September 13 is International Chocolate Day and we will reveal the story of one of the most loyal and beloved companions of our time.
Chocolate is an industrial food product based on cocoa. It is used for food in pure form and as a semi-product in the culinary industry.The plant Theobroma Cacao (scientific name of cacao) was classified by Linnaeus, given its name and use in the civilizations that used it at the time.
The history of cocoa and chocolateLater the Mayans and the Aztecs began to cultivate cacao and later to produce chocolate.
In addition to liturgical and ceremonial use, in America chocolate was used as a drink called xokoatl, often flavored with vanilla, chili and pepper. This drink was obtained cold or hot by adding water or other ingredients, such as flour and minerals. Another way of preparation was by adding cornmeal and honey to the chocolate.
Xokoatl had the effect of relieving the feeling of fatigue, which was related to the theobromine it contained. It was a luxury item throughout pre-Columbian central America; cacao beans were used as currency and as a unit of measurement: in the treasury of Emperor Motecuhzoma (better known as Montezuma), there were almost a billion of them. It is said that the xokoatl had an excellent taste.
It was only in 1502 that cocoa was recognized by European civilization: Christopher Columbus, during his fourth and last trip to America, landed in Honduras where he had the opportunity to try a cocoa-based drink; on his return he took some cacao seeds with him to show to Ferdinand and Isabella of Spain, but did not attach any importance to the discovery. It was only with Hernando de Soto that the introduction of cacao to Europe was achieved in a widespread way, it was the year 1519.
He came to America from Spain. Emperor Montezuma welcomed him with open arms and offered him an entire cacao plantation.
Throughout the 500s, chocolate remained the exclusive property of Spain, which expanded its cultivation. Only in the 600s, via Tuscany, cocoa reached Italy by the Florentine merchant Antonio Carletti and in 1615 throughout Europe. Traces of Florence's old association with chocolate can be found in several books of the Central National Library of Florence, where there are numerous written testimonies starting from the year 1600 with a debate on chocolate and its consumption.
Always in Florence, from the year 1680 there are written traces on the subject of chocolate. In 1680, "Changes between food and chocolate..." was published, which was followed in 1728 by: "Thoughts about the use of chocolate", "Letter examining the reasons of the author of the first thoughts, about the use of chocolate", "
Brazil, Martinique and the Philippines increased cocoa cultivation; at the same time many European cities became famous for processing chocolate; an example was Turin which had a production of 350 kg per day, most of which was exported to Austria, Switzerland, Germany and France, where little by little the preparation of chocolate drinks turned into a passion.

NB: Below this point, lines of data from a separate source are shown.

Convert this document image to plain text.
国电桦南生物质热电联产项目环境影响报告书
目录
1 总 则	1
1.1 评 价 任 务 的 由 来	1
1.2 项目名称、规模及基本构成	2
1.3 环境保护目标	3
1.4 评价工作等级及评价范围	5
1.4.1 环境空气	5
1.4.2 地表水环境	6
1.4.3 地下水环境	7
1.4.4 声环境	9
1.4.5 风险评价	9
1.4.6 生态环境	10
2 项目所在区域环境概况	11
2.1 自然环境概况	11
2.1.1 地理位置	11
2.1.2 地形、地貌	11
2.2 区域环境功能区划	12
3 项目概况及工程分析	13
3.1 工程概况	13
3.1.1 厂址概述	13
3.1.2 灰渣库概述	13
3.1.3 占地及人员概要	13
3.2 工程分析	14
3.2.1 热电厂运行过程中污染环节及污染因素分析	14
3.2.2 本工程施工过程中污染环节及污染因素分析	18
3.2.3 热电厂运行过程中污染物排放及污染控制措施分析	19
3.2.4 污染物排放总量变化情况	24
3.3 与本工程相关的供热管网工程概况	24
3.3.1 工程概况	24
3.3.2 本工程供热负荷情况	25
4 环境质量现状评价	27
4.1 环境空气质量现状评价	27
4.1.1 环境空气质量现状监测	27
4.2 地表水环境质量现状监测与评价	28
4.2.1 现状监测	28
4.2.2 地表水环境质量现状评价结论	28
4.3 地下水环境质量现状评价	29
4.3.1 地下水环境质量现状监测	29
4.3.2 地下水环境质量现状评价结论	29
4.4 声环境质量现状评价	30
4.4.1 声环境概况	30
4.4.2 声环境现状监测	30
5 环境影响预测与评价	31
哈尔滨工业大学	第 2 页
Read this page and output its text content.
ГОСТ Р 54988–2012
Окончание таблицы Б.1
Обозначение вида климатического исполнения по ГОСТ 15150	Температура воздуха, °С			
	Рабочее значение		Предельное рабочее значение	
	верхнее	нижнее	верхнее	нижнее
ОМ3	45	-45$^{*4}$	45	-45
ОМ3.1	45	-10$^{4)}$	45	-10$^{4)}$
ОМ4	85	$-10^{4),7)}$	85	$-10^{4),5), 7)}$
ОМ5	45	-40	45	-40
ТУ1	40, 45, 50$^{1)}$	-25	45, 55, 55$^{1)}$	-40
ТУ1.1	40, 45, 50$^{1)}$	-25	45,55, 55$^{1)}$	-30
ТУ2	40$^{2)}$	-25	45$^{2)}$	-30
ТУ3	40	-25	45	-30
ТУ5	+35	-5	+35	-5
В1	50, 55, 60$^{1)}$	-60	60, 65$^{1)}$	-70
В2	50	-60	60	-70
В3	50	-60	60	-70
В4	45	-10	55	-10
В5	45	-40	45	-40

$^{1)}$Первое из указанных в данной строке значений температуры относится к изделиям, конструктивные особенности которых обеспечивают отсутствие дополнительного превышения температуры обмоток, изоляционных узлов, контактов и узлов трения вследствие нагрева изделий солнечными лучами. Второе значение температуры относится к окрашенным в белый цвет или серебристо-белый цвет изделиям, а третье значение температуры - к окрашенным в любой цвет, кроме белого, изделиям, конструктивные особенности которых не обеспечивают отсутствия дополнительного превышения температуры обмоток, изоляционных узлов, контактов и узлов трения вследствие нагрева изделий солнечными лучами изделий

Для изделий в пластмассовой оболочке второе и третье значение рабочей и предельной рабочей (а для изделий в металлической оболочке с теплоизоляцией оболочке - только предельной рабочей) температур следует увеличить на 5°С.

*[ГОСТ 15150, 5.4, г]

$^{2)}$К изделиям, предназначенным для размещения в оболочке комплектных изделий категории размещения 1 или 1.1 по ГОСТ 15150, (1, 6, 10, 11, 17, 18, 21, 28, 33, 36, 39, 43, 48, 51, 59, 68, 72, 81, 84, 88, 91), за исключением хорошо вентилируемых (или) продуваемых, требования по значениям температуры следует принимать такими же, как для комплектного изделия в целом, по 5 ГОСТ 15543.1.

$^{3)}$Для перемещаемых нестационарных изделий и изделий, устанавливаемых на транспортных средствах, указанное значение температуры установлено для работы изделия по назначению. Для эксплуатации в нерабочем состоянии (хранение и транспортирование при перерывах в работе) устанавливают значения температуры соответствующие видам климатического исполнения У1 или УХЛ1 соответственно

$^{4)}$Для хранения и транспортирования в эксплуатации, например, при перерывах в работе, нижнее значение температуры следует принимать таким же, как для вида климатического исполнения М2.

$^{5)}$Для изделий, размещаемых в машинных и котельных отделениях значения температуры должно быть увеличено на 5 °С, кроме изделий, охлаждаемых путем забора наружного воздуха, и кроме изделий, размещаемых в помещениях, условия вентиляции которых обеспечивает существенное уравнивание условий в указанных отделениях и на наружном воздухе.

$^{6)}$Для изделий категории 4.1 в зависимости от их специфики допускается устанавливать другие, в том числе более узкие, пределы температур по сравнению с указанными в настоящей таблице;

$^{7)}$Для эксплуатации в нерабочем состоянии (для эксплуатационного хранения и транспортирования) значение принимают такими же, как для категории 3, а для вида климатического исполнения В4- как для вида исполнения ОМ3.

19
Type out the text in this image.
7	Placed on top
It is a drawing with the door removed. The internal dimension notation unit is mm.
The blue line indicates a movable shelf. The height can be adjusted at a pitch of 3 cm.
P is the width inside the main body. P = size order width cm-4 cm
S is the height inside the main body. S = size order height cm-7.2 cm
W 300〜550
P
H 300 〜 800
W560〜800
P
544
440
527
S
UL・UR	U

At the end of the century XVIII The first solid chocolate as we eat it today was invented in Turin by Doret. In 1802 Bozzelli invented a machine to refine the cocoa mass and mix it with sugar and vanilla. It was not until 1820 that the system was put into operation and the first chocolate cube was produced in England.In 1828 the Dutchman Conrad J. van Houten accelerated the method of extracting fat from cocoa beans, transforming them into cocoa powder and cocoa butter. He also developed the so-called "Dutch process", which consists of treating cocoa with alkali to remove the bitter taste. These treatments made possible the production of chocolate as it is today.
The first chocolate bar larger than Doret's was produced in 1847 by Joseph Fry. In 1852, in Turin, Michele Prochet began mixing cocoa with crushed, roasted hazelnuts, creating Gianduia dough. Daniel Peter, a Swiss candle manufacturer, teamed up with his father-in-law to produce chocolate.